Planète

Une augmentation globale de la température, mais aussi plus de risques d’épisodes de sécheresse et d’inondations… Comment la Belgique se prépare-t-elle à affronter les conséquences du changement climatique ? "La Libre" fait le tour des défis à relever d’ici 2050, en commençant par la gestion de l’eau. Reportage.


Avec de nombreuses zones d’habitation fort urbanisées ainsi que de grands territoires agricoles, le Brabant wallon et le Hainaut oriental sont particulièrement vulnérables lors des épisodes de pluies intenses. Cependant, les autorités ne restent pas les bras croisés. Depuis quelques années déjà, différentes mesures sont mises en place. D’ici 2050, cela suffira-t-il à remiser au rang de mauvais souvenirs les localités dévastées, les voitures emportées, les caves remplies d’eau et le mobilier souillé par les coulées de boues ? Tentative de réponse avec Jean-Marie Tricot, coordinateur du Contrat de rivière Dyle Gette.

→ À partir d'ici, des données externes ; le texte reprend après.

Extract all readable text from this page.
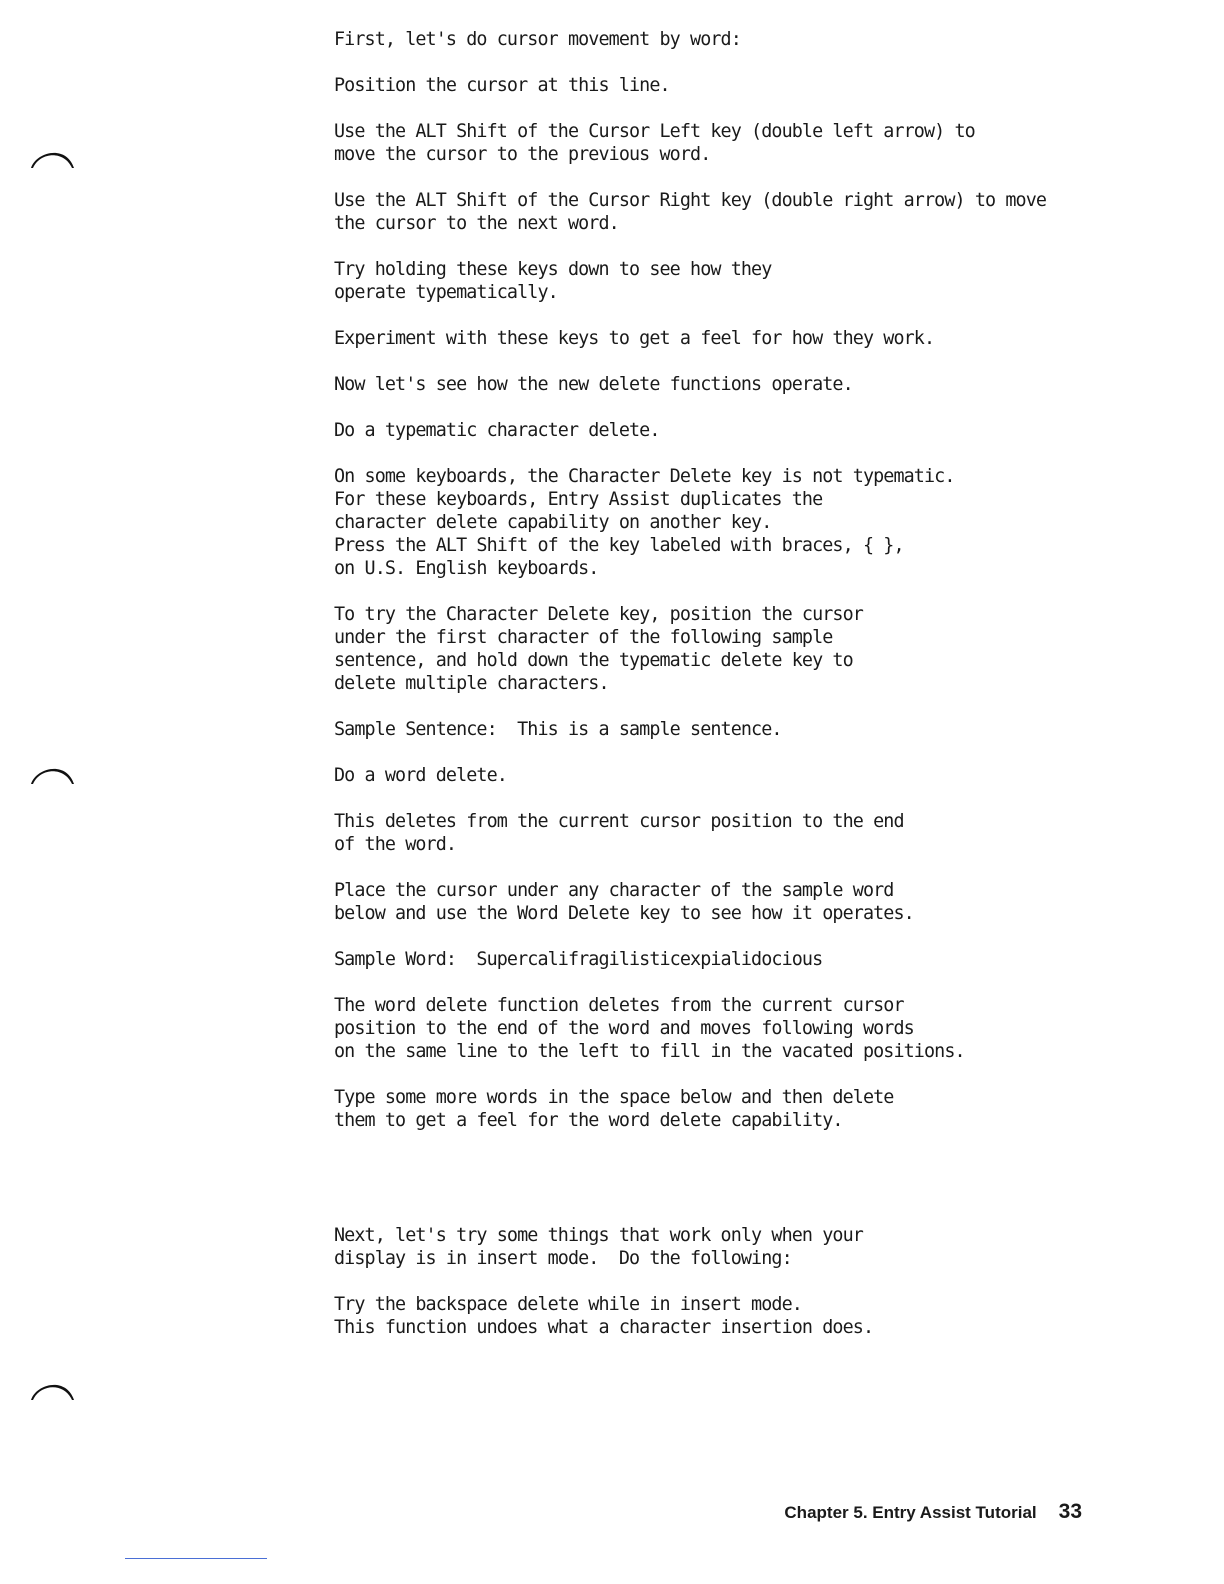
First, let's do cursor movement by word:
Position the cursor at this line.
Use the ALT Shift of the Cursor Left key (double left arrow) to
move the cursor to the previous word.
Use the ALT Shift of the Cursor Right key (double right arrow) to move
the cursor to the next word.
Try holding these keys down to see how they
operate typematically.
Experiment with these keys to get a feel for how they work.
Now let's see how the new delete functions operate.
Do a typematic character delete.
On some keyboards, the Character Delete key is not typematic.
For these keyboards, Entry Assist duplicates the
character delete capability on another key.
Press the ALT Shift of the key labeled with braces, { },
on U.S. English keyboards.
To try the Character Delete key, position the cursor
under the first character of the following sample
sentence, and hold down the typematic delete key to
delete multiple characters.
Sample Sentence:  This is a sample sentence.
Do a word delete.
This deletes from the current cursor position to the end
of the word.
Place the cursor under any character of the sample word
below and use the Word Delete key to see how it operates.
Sample Word:  Supercalifragilisticexpialidocious
The word delete function deletes from the current cursor
position to the end of the word and moves following words
on the same line to the left to fill in the vacated positions.
Type some more words in the space below and then delete
them to get a feel for the word delete capability.
Next, let's try some things that work only when your
display is in insert mode.  Do the following:
Try the backspace delete while in insert mode.
This function undoes what a character insertion does.
Chapter 5. Entry Assist Tutorial 33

Jeudi 27 juillet. Nous retrouvons ce géographe de formation à Jodoigne, et plus précisément en amont du zoning des Trois Fontaines, entre la rue de la Maladrerie et la chaussée de Charleroi. C’est ici que se situe la plus grande zone de rétention de Wallonie. "Comme ça, ça n’a l’air de rien, avec la Grande Gette qui s’écoule calmement dans son lit, et les moutons et les vaches qui paissent dans les prés, commente Jean-Marie Tricot. Mais, dès que le débit de la rivière, en temps normal d’un mètre cube par seconde, dépasse les dix mètres cubes par seconde, le clapet du barrage se relève. Alors, les treize hectares que vous voyez là, de la digue jusqu’aux champs de maïs, vont peu à peu être immergés; les animaux vont aller se mettre à l’abri. La zone peut contenir jusqu’à 200 000 mètres cubes d’eau."